My Friend, Don
By Lee Adams
4 min read
As we go through life, we meet any number of personalities who change us. My friend, Don, has made an impact on me in ways that he will never know. And always for the better.
I first got to know Don as the editor of The Mountain Messenger while I was the county sheriff, and my first reaction was, great, here’s someone else I’m going to have to try to explain why we do what we do. Never in my wildest dreams did I ever think Don and I would become the buddies we did.
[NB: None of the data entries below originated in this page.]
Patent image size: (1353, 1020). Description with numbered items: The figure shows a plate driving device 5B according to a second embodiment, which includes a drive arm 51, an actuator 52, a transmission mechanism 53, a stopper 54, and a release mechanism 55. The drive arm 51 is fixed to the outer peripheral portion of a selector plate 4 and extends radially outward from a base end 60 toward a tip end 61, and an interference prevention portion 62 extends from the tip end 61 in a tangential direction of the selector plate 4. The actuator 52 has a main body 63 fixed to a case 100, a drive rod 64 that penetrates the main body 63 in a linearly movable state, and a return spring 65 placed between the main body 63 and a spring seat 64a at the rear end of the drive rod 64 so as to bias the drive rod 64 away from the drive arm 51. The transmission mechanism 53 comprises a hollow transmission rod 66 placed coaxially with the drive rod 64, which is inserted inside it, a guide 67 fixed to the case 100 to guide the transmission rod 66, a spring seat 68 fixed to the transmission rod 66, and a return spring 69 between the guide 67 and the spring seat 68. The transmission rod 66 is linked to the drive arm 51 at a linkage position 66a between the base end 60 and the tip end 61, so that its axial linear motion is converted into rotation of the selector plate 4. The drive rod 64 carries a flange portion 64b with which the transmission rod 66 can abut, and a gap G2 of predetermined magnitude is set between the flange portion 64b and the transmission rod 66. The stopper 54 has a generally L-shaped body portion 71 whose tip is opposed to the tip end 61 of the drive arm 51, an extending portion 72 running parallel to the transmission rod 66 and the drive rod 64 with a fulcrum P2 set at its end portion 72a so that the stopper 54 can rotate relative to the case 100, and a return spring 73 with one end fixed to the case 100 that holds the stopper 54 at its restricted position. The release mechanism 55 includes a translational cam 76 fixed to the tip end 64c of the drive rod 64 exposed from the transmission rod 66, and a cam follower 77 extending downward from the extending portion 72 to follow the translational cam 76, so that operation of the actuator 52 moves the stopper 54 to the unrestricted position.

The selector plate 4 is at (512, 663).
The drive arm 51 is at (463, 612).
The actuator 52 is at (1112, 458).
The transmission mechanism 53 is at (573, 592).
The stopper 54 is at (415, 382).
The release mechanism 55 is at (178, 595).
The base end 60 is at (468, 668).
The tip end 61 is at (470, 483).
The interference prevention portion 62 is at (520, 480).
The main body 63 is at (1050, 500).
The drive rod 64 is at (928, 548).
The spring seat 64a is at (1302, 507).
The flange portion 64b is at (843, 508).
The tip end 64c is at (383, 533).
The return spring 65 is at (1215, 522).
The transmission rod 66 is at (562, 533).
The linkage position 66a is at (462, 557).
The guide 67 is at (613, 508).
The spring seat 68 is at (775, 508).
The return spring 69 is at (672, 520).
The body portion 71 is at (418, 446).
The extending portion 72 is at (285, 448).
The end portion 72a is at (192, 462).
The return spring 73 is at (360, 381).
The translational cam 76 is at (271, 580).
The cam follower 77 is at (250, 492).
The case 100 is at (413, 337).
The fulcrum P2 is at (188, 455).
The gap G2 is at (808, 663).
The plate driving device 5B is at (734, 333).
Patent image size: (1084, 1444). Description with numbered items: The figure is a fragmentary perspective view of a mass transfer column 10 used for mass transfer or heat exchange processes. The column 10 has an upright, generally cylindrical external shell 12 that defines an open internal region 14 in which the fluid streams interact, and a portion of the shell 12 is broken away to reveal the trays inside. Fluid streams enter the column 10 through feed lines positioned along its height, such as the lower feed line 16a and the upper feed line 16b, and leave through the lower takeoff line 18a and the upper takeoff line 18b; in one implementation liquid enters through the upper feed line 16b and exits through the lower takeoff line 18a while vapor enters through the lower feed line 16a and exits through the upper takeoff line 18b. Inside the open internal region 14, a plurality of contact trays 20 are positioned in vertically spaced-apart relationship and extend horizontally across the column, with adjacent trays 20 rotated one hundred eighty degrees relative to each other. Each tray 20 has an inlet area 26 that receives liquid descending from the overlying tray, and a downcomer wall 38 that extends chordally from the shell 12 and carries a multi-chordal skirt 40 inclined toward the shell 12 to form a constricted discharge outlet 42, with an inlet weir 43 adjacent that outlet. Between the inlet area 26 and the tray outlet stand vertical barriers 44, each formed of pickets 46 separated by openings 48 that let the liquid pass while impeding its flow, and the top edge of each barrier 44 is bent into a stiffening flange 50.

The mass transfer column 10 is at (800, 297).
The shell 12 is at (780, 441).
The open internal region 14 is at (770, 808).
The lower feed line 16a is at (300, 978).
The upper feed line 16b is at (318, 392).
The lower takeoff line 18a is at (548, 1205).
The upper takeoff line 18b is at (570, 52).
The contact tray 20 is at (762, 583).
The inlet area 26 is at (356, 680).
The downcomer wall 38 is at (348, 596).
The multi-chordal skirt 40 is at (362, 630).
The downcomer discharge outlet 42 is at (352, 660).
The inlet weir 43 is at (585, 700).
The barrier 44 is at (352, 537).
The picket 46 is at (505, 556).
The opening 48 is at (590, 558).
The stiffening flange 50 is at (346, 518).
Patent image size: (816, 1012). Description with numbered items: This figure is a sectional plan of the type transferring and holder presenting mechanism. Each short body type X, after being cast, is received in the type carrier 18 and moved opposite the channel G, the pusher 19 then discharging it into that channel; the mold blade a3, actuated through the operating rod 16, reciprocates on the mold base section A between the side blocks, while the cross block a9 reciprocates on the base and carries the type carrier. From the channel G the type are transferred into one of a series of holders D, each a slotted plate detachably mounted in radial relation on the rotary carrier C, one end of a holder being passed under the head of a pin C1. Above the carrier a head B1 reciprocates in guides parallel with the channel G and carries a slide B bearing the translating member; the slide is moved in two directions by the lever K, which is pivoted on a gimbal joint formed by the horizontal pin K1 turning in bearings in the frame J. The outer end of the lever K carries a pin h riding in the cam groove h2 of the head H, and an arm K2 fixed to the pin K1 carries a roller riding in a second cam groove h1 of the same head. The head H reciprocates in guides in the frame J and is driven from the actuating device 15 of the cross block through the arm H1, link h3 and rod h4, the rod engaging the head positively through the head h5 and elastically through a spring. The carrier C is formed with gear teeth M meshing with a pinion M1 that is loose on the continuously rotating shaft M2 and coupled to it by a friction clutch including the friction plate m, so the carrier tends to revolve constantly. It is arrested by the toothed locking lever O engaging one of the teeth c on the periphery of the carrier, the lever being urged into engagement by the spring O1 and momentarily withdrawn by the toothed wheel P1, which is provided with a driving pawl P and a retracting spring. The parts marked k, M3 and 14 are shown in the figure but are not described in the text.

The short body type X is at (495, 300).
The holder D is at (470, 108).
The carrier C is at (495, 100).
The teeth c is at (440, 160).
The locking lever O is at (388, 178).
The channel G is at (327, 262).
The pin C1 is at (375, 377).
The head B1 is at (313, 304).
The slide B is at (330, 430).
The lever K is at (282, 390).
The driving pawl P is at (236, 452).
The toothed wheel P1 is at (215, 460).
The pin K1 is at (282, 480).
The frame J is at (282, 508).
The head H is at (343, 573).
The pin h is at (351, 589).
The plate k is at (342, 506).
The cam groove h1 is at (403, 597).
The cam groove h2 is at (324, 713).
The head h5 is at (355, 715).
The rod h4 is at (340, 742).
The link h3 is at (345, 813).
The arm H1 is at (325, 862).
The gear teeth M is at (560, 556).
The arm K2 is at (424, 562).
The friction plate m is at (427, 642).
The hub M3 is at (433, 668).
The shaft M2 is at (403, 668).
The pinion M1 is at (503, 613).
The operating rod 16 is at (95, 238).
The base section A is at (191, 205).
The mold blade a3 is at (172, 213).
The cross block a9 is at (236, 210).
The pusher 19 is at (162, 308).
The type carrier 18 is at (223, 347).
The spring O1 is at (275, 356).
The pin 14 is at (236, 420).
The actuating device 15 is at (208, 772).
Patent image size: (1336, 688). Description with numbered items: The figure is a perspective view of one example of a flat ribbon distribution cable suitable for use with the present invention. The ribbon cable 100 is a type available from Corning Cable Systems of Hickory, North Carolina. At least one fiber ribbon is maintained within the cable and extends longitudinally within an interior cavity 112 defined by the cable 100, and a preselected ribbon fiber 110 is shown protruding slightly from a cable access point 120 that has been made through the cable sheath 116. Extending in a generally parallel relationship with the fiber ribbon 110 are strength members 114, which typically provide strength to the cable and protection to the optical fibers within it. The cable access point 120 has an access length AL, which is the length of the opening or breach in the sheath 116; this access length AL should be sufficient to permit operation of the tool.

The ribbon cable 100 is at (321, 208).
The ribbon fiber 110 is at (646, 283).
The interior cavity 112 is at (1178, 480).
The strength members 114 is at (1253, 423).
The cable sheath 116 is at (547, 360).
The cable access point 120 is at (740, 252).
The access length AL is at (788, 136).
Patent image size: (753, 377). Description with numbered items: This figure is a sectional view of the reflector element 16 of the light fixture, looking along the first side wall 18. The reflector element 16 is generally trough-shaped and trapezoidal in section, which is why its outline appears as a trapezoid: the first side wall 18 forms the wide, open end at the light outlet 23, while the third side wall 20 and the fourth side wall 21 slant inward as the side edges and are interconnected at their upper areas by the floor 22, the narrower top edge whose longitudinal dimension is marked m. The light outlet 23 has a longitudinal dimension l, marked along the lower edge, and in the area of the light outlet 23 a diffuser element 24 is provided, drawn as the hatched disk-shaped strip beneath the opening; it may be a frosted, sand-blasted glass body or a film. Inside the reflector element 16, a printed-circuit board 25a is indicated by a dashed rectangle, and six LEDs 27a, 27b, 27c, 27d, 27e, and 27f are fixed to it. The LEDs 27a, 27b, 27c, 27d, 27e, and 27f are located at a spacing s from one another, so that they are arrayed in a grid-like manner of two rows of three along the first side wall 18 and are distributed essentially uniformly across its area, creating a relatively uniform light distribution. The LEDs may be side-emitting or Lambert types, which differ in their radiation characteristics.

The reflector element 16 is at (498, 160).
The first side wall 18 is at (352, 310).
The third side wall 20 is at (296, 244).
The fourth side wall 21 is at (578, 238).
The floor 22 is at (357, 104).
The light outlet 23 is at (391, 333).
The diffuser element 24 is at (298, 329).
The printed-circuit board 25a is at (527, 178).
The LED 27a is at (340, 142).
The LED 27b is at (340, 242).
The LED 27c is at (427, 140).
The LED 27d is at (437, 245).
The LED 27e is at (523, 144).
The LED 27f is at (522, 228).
Whether it be Monday night poker games, motorcycle rides in the back country of Sierra County, or more distant motorcycle rides to places like Alturas and Sonora, Don has always been one of a kind, fiercely unique, and unbelievably fair and loyal.
On motorcycle rides, we had a different standard – Me: gun, GPS, cell phone, satellite device, first-aid kit, all-weather gear. Don: a six-pack of beer, flannel shirt, and a garbage bag as all-weather gear. On one trip across the Sierra Valley, his garbage-bag raincoat was yellow, and he looked like a giant lemon drop driving in Sierraville.
Don always suggested that I was the best designated driver, both because I don’t drink alcohol and I had a badge. On a road trip with two others through rural Nevada in a 1965 Cadillac Sedan de Ville, we ended up in Hawthorne, Nevada, on a Sunday morning with two flat tires and stuck in a motel parking lot. With no available tire shop within 120 miles, we pondered what to do. Don announced that he was going to go have breakfast and walked to a greasy spoon a couple blocks away. An hour later, he came back with two locals, who looked at the car and announced: “I think I have two rims and tires in my front yard that will do, and you can have them for $10 each.” That was Don, never meeting a stranger.
A sense of humor that knows no bounds, a fierce resistance to political correctness, Don makes friends with most that he meets. The only personality I know that he dislikes is that of a bully.
One would never expect a newspaper editor and a county sheriff to necessarily share a great deal of trust. And on more than one occasion, I was warned in my professional life to be careful with the media. On the contrary, I could share much more than normal with Don so that he could fully understand where this public agency was coming from. And not once did he ever burn me.
At some point during our friendship, I asked and brought him as a civilian to a meeting of rural law enforcement administrators in Salt Lake City. As we drove across Nevada together, Don pointed out any number of off-ramps on Interstate 80 where he spent the night hitchhiking across that rural state. Arriving at the conference, I suspect Don was a bit nervous in a room as the only non cop there. At the conference, Don worked the room much better than I, and both he and my colleagues learned a lot from each other. At a follow-up meeting a year later in Colorado Springs, that same organization now required that each of us bring a civilian from our community to share in the experience. Little did Don or I know that we were trendsetters.
Upon meeting Don’s mom, Eleanor, for the first time, I asked her jokingly what did she have to say for herself. She, Don, and I were walking into the Oriental mine site at the time. Without missing a beat, her reply was “I did the best I could with what I had to work with.”
I mentioned earlier Don’s sense of humor and lack of political correctness. He and I continued a running point-counterpoint on the lynching of the Spanish woman, Josefa, commonly referred to as Juanita. Murdered by a lynch mob in Downieville, Yuba County, in July 1851, Don argued that she was, in fact, an early example of the equal rights amendment, as while she was a woman, she was treated in the same manner as many men so lynched. That was classic Don. Never mind she had no judicial trial, no judicial review, no appeal process. His response to me putting a sympathetic remembrance ad in his Mountain Messenger on the anniversary of her death one year while he was out of town: he came home and billed me $50,000 for the ad. His response another year when I left flowers on the courthouse bridge in her memory, was to change the label on the flowers to acknowledging the poor white miner she “allegedly” killed.
Don has challenged me to think beyond my insulated world, to give others grace, and to try not to take life too seriously. While I have a long way to go, he has made me a more thoughtful person, a teeny tiny bit more patient, and has always done it in his unique Don Russell way.
To his Mom, Eleanor, who made it to 101 years of age, I would say thank you for Don, and you did good.